Favolacce Film italo-suisse de Fabio et Damiano d’Innocenzo (2020), avec Elio Germano, Barbara Ronchi, Aldo Ottobrino, Barbara Chichiarelli, Gabriel Montesi, Ileana d’Ambra, Max Malatesta… 1h40. Sortie le 13 octobre 2021.






Dans une banlieue pavillonnaire de la banlieue romaine, vivent des familles de bourgeois tout petits qui n’ont pas les moyens de partir en vacances. Alors ils compensent à grands renforts de piscines gonflables et de barbecues entre voisins. Mais leurs enfants n’ont pas nécessairement envie de cette vie de misère qui pèse sur eux comme une fatalité. Alors ils profitent de cette période d’insouciance pour goûter à la liberté. Avec toutes les tentations dangereuses qui vont de pair. Remarqués pour leur contribution au scénario de Dogman de Matteo Garrone et leur premier film en tant que réalisateurs, Frères de sang (2018), une chronique mafieuse dépourvue de complaisance, les frères d’Innocenzo s’attachent cette fois à des parias confits dans leur médiocrité qui vont se trouver dépassés par leur propre progéniture. Ils n’affichent pas la moindre sympathie particulière à l’égard de ces damnés de la terre dépourvus d’ambition qui se complaisent dans leur condition sans rien entreprendre pour y échapper.

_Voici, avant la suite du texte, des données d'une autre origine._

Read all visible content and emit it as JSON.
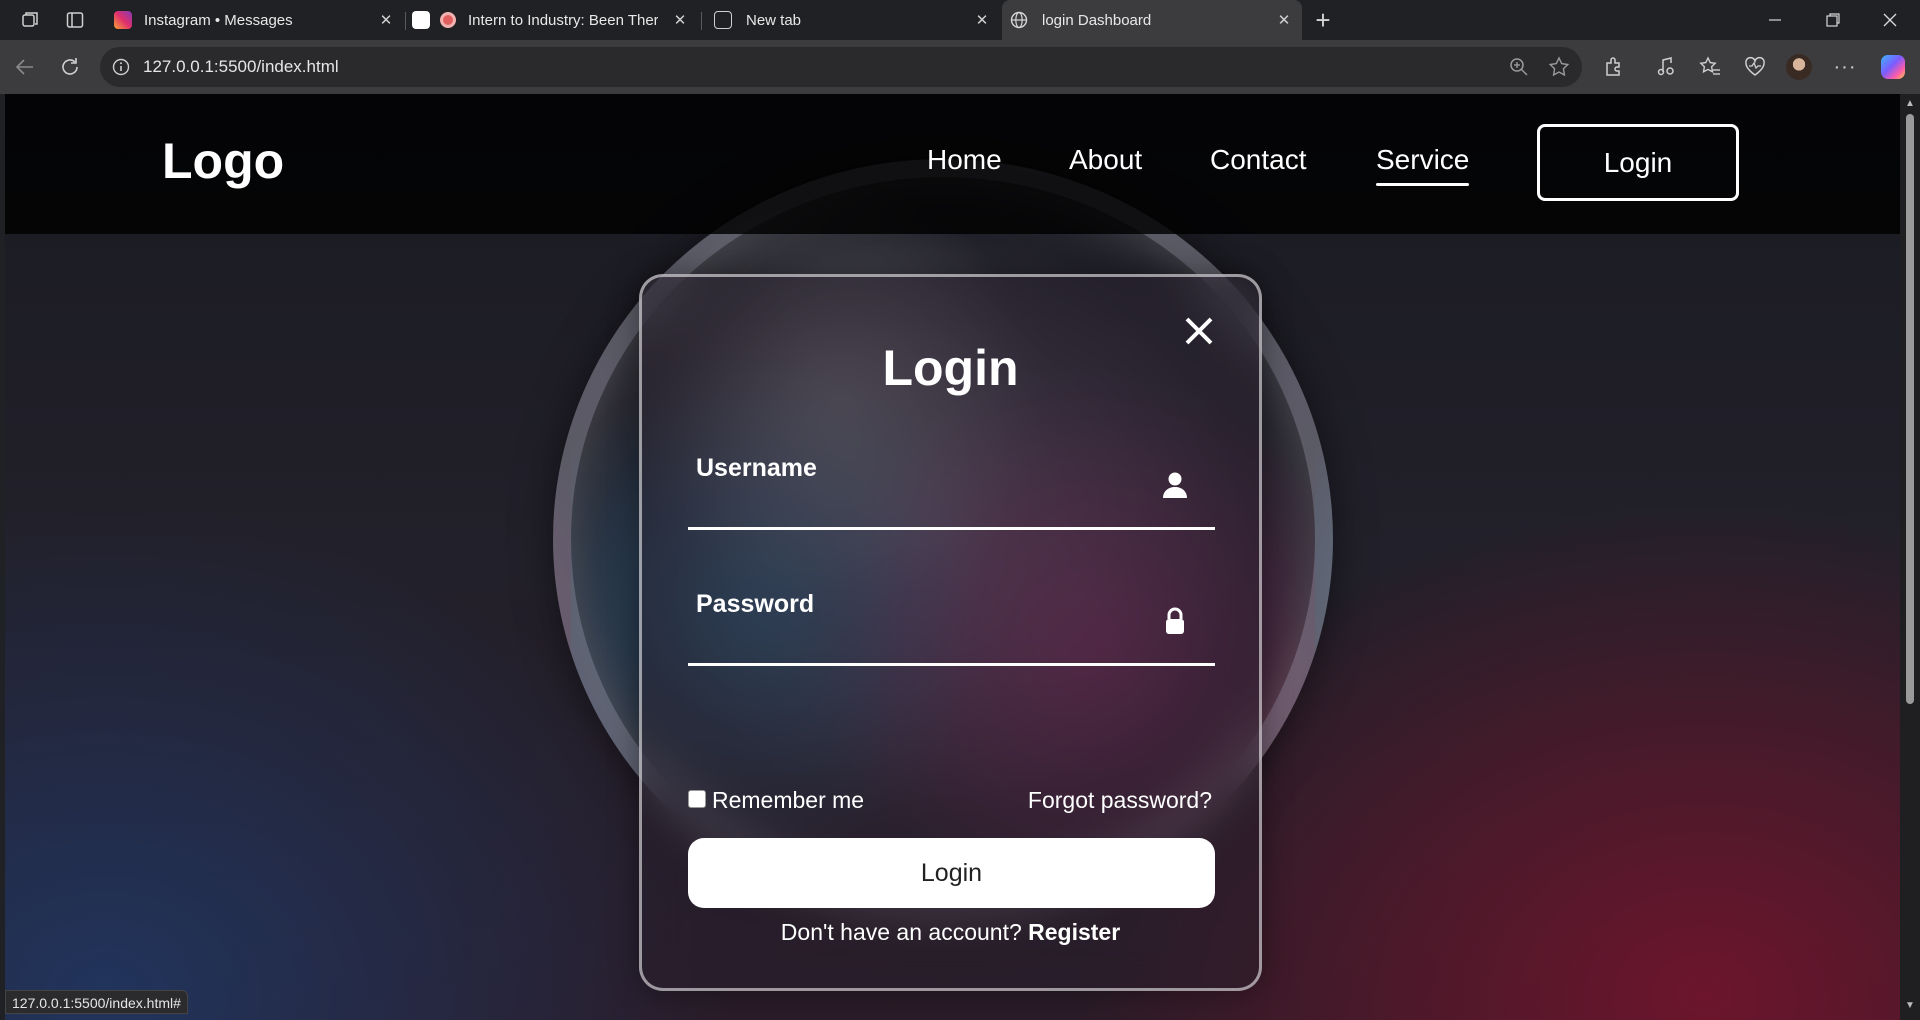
{
  "browser": {
    "tabs": [
      {
        "title": "Instagram • Messages",
        "icon": "instagram-icon"
      },
      {
        "title": "Intern to Industry: Been Ther",
        "icon": "recording-icon"
      },
      {
        "title": "New tab",
        "icon": "new-tab-icon"
      },
      {
        "title": "login Dashboard",
        "icon": "globe-icon",
        "active": true
      }
    ],
    "url": "127.0.0.1:5500/index.html",
    "status_url": "127.0.0.1:5500/index.html#"
  },
  "page": {
    "logo": "Logo",
    "nav": [
      "Home",
      "About",
      "Contact",
      "Service"
    ],
    "active_nav": "Service",
    "header_login": "Login"
  },
  "modal": {
    "title": "Login",
    "username_label": "Username",
    "password_label": "Password",
    "remember": "Remember me",
    "forgot": "Forgot password?",
    "submit": "Login",
    "no_account": "Don't have an account?",
    "register": "Register"
  }
}
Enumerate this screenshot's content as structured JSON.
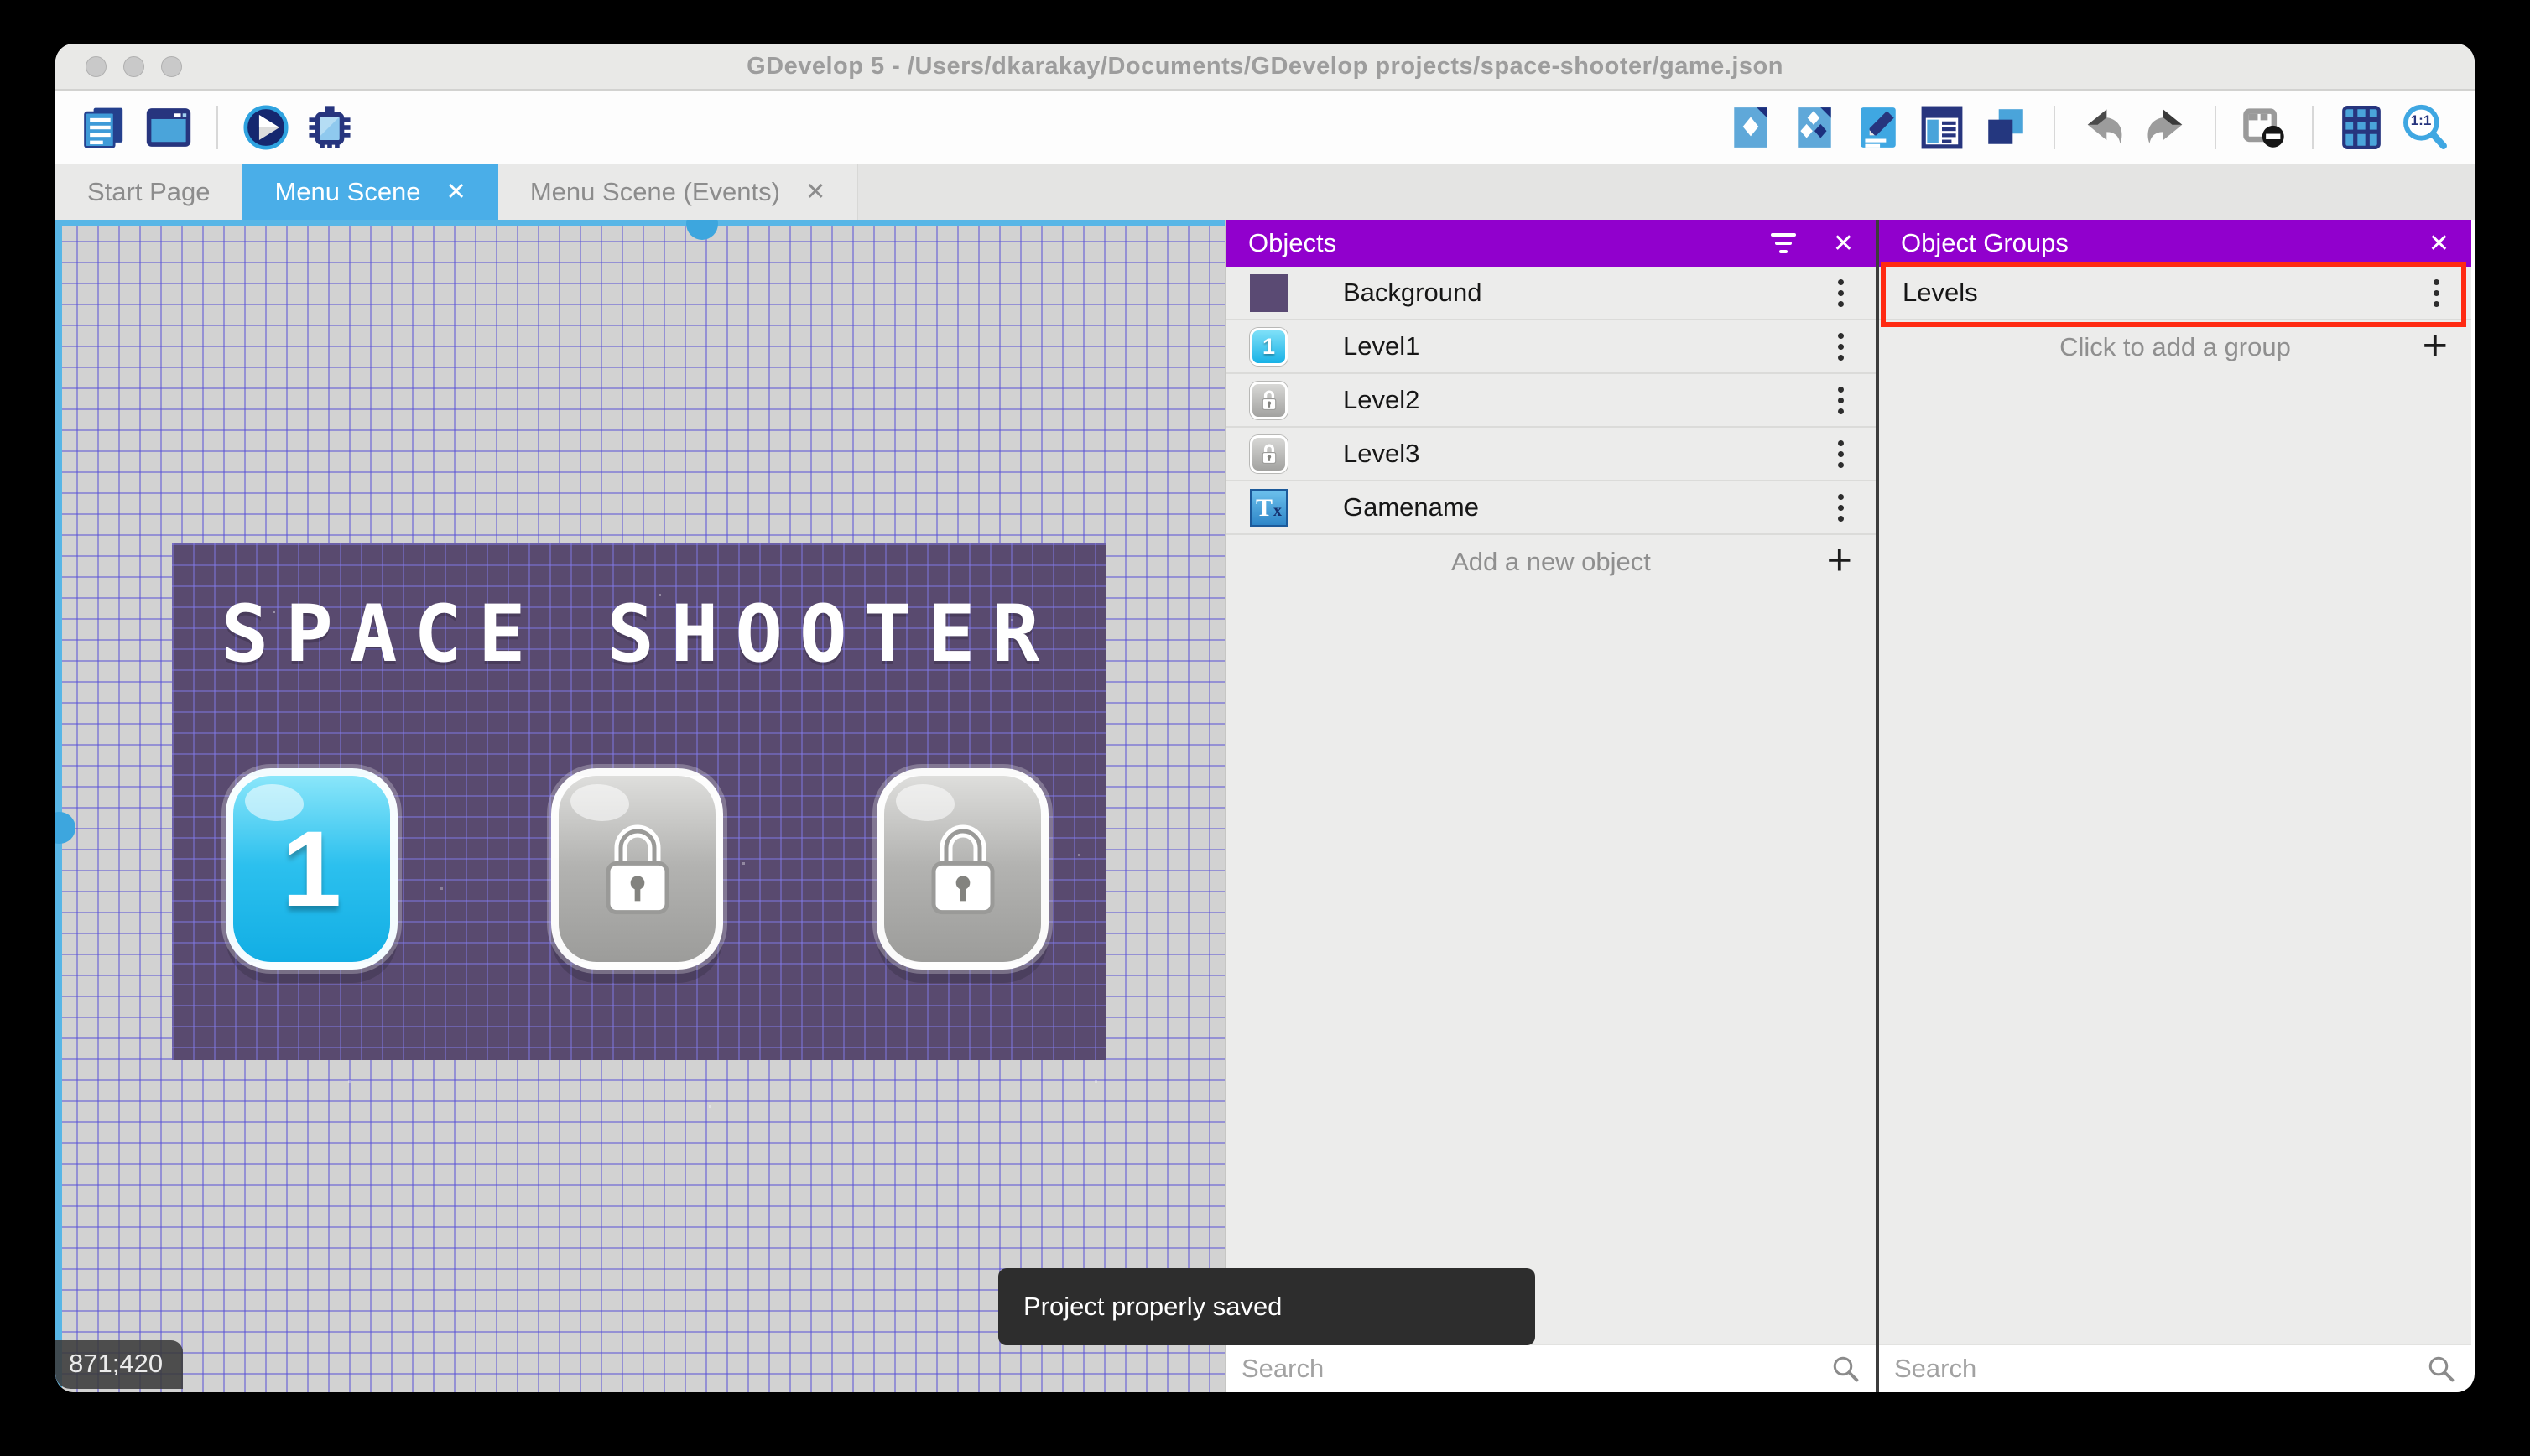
{
  "window": {
    "title": "GDevelop 5 - /Users/dkarakay/Documents/GDevelop projects/space-shooter/game.json"
  },
  "toolbar": {
    "zoom_label": "1:1",
    "left_icons": [
      "project-manager",
      "scene-window",
      "play-preview",
      "debug"
    ],
    "right_icons": [
      "objects-editor",
      "object-groups-editor",
      "properties",
      "instances-list",
      "layers",
      "undo",
      "redo",
      "render-options",
      "grid",
      "zoom-1-1"
    ]
  },
  "tabs": [
    {
      "label": "Start Page"
    },
    {
      "label": "Menu Scene"
    },
    {
      "label": "Menu Scene (Events)"
    }
  ],
  "glyphs": {
    "close": "✕",
    "plus": "+"
  },
  "canvas": {
    "scene_title": "SPACE SHOOTER",
    "level_buttons": [
      {
        "label": "1",
        "state": "unlocked"
      },
      {
        "label": "",
        "state": "locked"
      },
      {
        "label": "",
        "state": "locked"
      }
    ],
    "cursor_coordinates": "871;420"
  },
  "objects_panel": {
    "title": "Objects",
    "rows": [
      {
        "label": "Background",
        "thumb": "background-swatch"
      },
      {
        "label": "Level1",
        "thumb": "button-unlocked",
        "thumb_label": "1"
      },
      {
        "label": "Level2",
        "thumb": "button-locked"
      },
      {
        "label": "Level3",
        "thumb": "button-locked"
      },
      {
        "label": "Gamename",
        "thumb": "text-object",
        "thumb_main": "T",
        "thumb_sub": "x"
      }
    ],
    "add_label": "Add a new object",
    "search_placeholder": "Search"
  },
  "groups_panel": {
    "title": "Object Groups",
    "rows": [
      {
        "label": "Levels"
      }
    ],
    "add_label": "Click to add a group",
    "search_placeholder": "Search"
  },
  "toast": {
    "message": "Project properly saved"
  },
  "colors": {
    "panel_header": "#9100cd",
    "active_tab": "#4aaee8",
    "selection": "#58b6e6",
    "annotation": "#ff2a12",
    "scene_background": "#594a6f"
  }
}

Alors comme ils n’ont pas vraiment les moyens de partir en vacances, ils en reproduisent l’illusion à domicile en laissant leur progéniture goûter à une liberté illusoire dans ce cadre contraint.



Elio Germano



Il suffit de voir le masque de grossesse d’une future mère en gros plan pour réaliser le peu d’empathie qu’éprouvent les frères d’Innocenzo pour ce microcosme. Ours d’argent du meilleur scénario lors de la Berlinale 2020, puis présenté dans le cadre du festival Reims Polar 2021, Storia di vacanze croise deux traditions majeures du cinéma transalpin, le Néo-Réalisme et la comédie italienne, pour en façonner une troisième qui traite sans aménité d’un ramassis de minables béats qui entraîne le pays vers un populisme lourd de conséquences politiques. Il émane de ce portrait de groupe où les parents font déclamer à la cantonade les bulletins scolaires de leurs enfants une ironie impitoyable qui devient le terreau fertile d’une revanche sociale implacable. Dans cette jungle urbaine auto-satisfaite, Elio Germano incarne un père fier comme un coq qui excelle sur le registre du macho minable piégé par une société de consommation qui fonctionne comme un miroir aux alouettes dérisoire. C’est dire combien ce film manifeste peu d’empathie pour ses protagonistes si déplaisants.